Her first priority was to raise awareness among the village communities about the benefits of immunisation. First, she made contact with the village elders and their close associates. Having these people onside was vital if she was to be able to talk to community members.

“I went along with a little token and explained who I was and what I was hoping to do, and they gave me the go-ahead to talk to people in the community.”

Because she knew the local area, she was well aware of the local culture and beliefs. She was mindful of the need not to be seen as an outsider dismissive of traditional ways of thinking.

“The village communities believe in spirits that cause disease and death. They do not see the need for things they know nothing about, like vaccines, as a way to prevent disease. We need to be respectful of these beliefs, while raising awareness of the potential of medical advances to save lives and prevent illness.”

As for the supply side, she also got in touch with District Primary Health Care/Immunisation Programme Coordinators. Armed with data about the lack of coverage, she was able to persuade them of the need to include the villages in local microplanning.

A third critical group was the health workers themselves, who are the crucial interface with communities. As well as immunisation, there was an opportunity for them to deliver other health services that communities were missing out on, such as child nutrition and disease prevention strategies. There needs to be a strong and trusting relationship between health workers and communities, says Ogwu, but the two groups had yet to get to know each other.

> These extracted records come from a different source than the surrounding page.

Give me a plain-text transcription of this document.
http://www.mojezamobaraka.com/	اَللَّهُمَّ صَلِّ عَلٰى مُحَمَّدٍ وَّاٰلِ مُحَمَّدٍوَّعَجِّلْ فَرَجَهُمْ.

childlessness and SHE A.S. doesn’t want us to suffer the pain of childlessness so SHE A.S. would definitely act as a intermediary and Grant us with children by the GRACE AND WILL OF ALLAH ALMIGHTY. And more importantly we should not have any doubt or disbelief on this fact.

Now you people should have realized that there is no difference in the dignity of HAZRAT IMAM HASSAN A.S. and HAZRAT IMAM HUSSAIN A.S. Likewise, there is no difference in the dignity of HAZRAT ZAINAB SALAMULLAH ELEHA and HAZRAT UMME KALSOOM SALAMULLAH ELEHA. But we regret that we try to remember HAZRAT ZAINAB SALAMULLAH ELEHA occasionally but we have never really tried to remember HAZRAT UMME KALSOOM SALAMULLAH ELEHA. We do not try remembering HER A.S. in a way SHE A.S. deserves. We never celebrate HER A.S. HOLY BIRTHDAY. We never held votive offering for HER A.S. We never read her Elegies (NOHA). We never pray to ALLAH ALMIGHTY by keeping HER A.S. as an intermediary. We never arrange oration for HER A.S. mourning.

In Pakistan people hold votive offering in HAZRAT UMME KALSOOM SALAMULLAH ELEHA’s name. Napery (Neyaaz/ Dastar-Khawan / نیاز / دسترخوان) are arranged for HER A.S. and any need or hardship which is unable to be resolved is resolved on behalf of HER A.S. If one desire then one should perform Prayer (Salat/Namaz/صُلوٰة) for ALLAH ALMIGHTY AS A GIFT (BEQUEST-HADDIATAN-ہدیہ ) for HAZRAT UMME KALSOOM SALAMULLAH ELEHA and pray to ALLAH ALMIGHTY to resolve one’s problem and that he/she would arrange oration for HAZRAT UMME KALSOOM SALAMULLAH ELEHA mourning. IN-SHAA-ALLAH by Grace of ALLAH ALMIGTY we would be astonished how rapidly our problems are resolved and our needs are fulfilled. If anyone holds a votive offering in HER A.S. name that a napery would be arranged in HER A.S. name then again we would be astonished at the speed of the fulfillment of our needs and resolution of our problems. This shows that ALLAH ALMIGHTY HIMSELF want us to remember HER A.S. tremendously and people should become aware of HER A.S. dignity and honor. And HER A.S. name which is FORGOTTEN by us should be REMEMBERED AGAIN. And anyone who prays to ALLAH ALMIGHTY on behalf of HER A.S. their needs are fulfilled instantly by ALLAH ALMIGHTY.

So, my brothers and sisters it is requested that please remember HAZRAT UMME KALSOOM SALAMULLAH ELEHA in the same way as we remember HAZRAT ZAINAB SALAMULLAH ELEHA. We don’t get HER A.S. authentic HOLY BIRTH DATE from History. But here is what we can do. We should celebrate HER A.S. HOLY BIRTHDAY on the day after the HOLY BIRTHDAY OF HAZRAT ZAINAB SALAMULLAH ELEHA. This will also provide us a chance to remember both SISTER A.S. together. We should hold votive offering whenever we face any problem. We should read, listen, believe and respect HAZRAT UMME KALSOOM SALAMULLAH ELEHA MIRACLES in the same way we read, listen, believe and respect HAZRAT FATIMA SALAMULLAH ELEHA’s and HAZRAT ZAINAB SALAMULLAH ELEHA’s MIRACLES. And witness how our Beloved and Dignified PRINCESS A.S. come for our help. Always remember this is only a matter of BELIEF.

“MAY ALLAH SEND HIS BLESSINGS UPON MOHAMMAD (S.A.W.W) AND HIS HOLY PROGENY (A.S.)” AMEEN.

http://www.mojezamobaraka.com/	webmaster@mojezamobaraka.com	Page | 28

“A key part of my role is to act as the mediator between communities and the local system, helping to build bridges and establish trust. For example, we went on a successful joint mission to deliver COVID-19 vaccination to the local villages. This really helped the health workers get to know the communities.”

Fanny went on to talk to important individuals within the community. She ensured traditional birth attendants were affiliated to primary health care facilities so that births could be registered, and immunisation arranged. Importantly, she also engaged with community leaders, to help identify community volunteers and supporters. Through these contacts, she was able to involve the community in the planning of services, so that they were available at convenient times.

“Most local people are farmers, and their priority is working in the fields. Health clinics are typically not open in the evenings or weekends, so people had almost no access to health care services. However, on market days (‘Eke-Ukwu’ days) people do not work in the fields, and we agreed that this would be an ideal day on which to offer outreach immunisation services in the community.”

Her efforts have borne fruit, with immunisation services finally reaching the villages. The success, she suggests, has been based on extensive engagement with many different groups in the villages – including the community leaders, women’s associations and the new community health workers.

“What I learned is that immunisation programming must be people-centred, and as such, efforts should be made to carry people along for acceptance, and to ensure demand and the sustainability of services. Working with the community to address their concerns, risk communication and feedback, created trust and confidence in the health system. Trust is fundamental to a strong relationship with communities, and the basis for effective partnerships.”

Her project was a model of how to engage effectively with communities, with the design of services shaped by community needs.

“It was important to schedule immunisation days that are compatible with their activities. Other important factors included relating to them in their local language and involving them in the entire process. We need to work in collaboration with communities, not just see them as passive recipients.”